En cambio esta famosa “guerra contra la delincuencia” deja saldos negros y números rojo evidentes se han cometido graves violaciones de derechos humanos, como ejecuciones, torturas, violaciones sexuales y detenciones arbitrarias hasta el último día de la administración. Así como también el uso excesivo de la fuerza, y la presencia en las calles de soldados del Ejército y la Marina, con un bajo control sobre sus acciones.
Dadas las críticas y la molestia de grandes grupos de la sociedad mexicana el gobierno de Felipe Calderón intentó tardíamente equilibrar su política de seguridad en relación con los derechos humanos.

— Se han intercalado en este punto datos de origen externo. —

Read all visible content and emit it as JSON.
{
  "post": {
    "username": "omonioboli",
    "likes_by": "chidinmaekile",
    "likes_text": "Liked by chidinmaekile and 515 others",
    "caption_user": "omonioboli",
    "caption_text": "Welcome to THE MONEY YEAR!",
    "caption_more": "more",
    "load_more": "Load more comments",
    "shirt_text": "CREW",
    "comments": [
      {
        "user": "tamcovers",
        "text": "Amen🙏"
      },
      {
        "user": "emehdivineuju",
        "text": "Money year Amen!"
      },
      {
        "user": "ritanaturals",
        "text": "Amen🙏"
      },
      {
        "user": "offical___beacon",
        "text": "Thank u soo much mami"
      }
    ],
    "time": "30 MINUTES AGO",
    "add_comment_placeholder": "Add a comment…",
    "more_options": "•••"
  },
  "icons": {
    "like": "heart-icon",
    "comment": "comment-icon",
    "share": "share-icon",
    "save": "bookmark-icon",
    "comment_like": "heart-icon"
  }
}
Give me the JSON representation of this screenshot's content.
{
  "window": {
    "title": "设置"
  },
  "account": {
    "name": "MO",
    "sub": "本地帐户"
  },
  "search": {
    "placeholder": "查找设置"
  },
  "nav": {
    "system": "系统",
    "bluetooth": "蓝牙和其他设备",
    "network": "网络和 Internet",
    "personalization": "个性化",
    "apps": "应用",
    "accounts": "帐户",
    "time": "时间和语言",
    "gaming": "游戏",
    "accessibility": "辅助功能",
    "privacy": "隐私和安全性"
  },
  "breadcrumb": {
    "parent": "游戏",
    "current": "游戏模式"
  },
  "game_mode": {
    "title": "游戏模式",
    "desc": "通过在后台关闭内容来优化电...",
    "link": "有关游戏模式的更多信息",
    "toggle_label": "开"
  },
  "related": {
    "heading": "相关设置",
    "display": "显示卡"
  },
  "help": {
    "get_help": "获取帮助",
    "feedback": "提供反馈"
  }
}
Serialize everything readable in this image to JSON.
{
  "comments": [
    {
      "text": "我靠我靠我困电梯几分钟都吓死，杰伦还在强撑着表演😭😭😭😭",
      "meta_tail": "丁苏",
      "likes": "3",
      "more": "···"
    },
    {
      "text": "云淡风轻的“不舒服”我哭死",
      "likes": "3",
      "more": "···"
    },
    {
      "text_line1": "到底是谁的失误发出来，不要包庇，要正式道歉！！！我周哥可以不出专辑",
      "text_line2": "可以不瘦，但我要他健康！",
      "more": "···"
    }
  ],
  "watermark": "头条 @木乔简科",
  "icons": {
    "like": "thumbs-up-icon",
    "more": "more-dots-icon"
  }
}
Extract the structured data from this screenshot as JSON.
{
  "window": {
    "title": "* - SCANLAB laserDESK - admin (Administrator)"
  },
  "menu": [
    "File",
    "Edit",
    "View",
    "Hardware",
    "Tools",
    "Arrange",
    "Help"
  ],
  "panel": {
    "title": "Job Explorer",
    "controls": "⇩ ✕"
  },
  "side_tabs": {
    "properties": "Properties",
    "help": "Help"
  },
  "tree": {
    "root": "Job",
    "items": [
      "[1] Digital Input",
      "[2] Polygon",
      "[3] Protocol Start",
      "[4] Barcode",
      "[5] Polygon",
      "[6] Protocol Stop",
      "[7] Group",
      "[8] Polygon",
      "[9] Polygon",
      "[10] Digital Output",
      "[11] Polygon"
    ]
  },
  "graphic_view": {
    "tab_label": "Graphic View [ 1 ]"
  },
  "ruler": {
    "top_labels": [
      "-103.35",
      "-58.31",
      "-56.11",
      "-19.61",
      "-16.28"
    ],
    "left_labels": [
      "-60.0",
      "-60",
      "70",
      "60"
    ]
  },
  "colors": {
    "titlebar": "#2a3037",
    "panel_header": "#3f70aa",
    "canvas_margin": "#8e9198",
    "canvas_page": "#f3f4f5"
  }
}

En el sexenio varios actores sociales y movimientos, así como también medios de comunicación se organizaron y pudieron poner límites a las estrategias del gobierno federal en la “guerra contra la delincuencia”, entre ellas el poeta Javier Sicilia con el “Movimiento por la paz con justicia y dignidad” que puso en evidencia la triste realidad de los derechos humanos y el desdén del Estado para hacerlos respetar.

También han sido importantes los informes internacionales de las agencias de derechos humanos, sobre todo de manera importante Amnistía Internacional (AI) y Human Rights Watch (HRW), de este último su informe de 2011, que señala: “México: abusos generalizados en la guerra contra el narcotráfico”, da pormenores de la impunidad, de torturas, “desapariciones”, y ejecuciones que amenazan la seguridad pública.

En vez de reducir la violencia, la ‘guerra contra el narcotráfico’ de México ha provocado un incremento dramático de la cantidad de asesinatos, torturas y otros terribles abusos por parte de las fuerzas de seguridad, que sólo contribuyen a agravar el clima de descontrol y temor que predomina en muchas partes del país.

El titulo del informe no dejo lugar a dudas: “Ni seguridad ni derechos. Ejecuciones, desapariciones y tortura en la guerra contra el narcotráfico en México” examina las consecuencias para los derechos humanos del enfoque del Presidente Felipe Calderón en la lucha contra los poderosos carteles de narcotráfico que operan en México. A través de investigaciones exhaustivas llevadas a cabo en cinco de los estados más violentos del país, Human Rights Watch encontró evidencias que sugieren fuertemente que miembros de las fuerzas de seguridad habrían participado en más de 170 casos de tortura, 39 “desapariciones” y 24 ejecuciones extrajudiciales desde que Calderón asumió la presidencia en diciembre de 2006.

“En vez de reducir la violencia, la ‘guerra contra el narcotráfico’ de México ha provocado un incremento dramático de la cantidad de asesinatos, torturas y otros terribles abusos por parte de las fuerzas de seguridad, que sólo contribuyen a agravar el clima de descontrol y temor que predomina en muchas partes del país” (Human Rights Watch, 2011).

Termina el sexenio de Calderón y empieza el de Enrique Peña Nieto. La transición no llevará cambios profundos en el respeto a los derechos humanos, puesto que seguirá el Ejército en las calles y la continuidad de las políticas de seguridad, aunadas a la asesoría de “expertos colombianos”, que no es para “saltar de contentos” pues ese caso no canta mal las rancheras en la represión y militarización de la sociedad.

Existen en este momento grandes expectativas sobre el respeto a los derechos humanos por parte del “nuevo gobierno federal”. La reforma constitucional de derechos humanos sigue latente, y las entidades federativas siguen como si nada pasara, haciendo de la vista gorda. Que se puede esperar de autoridades y políticos solo interesados en los cargos y los cambios políticos. La sociedad civil debe seguir en el conocimiento, la lucha por la extensión de derechos, su protección y su respeto. Felicidades a todos y todas las activistas sociales.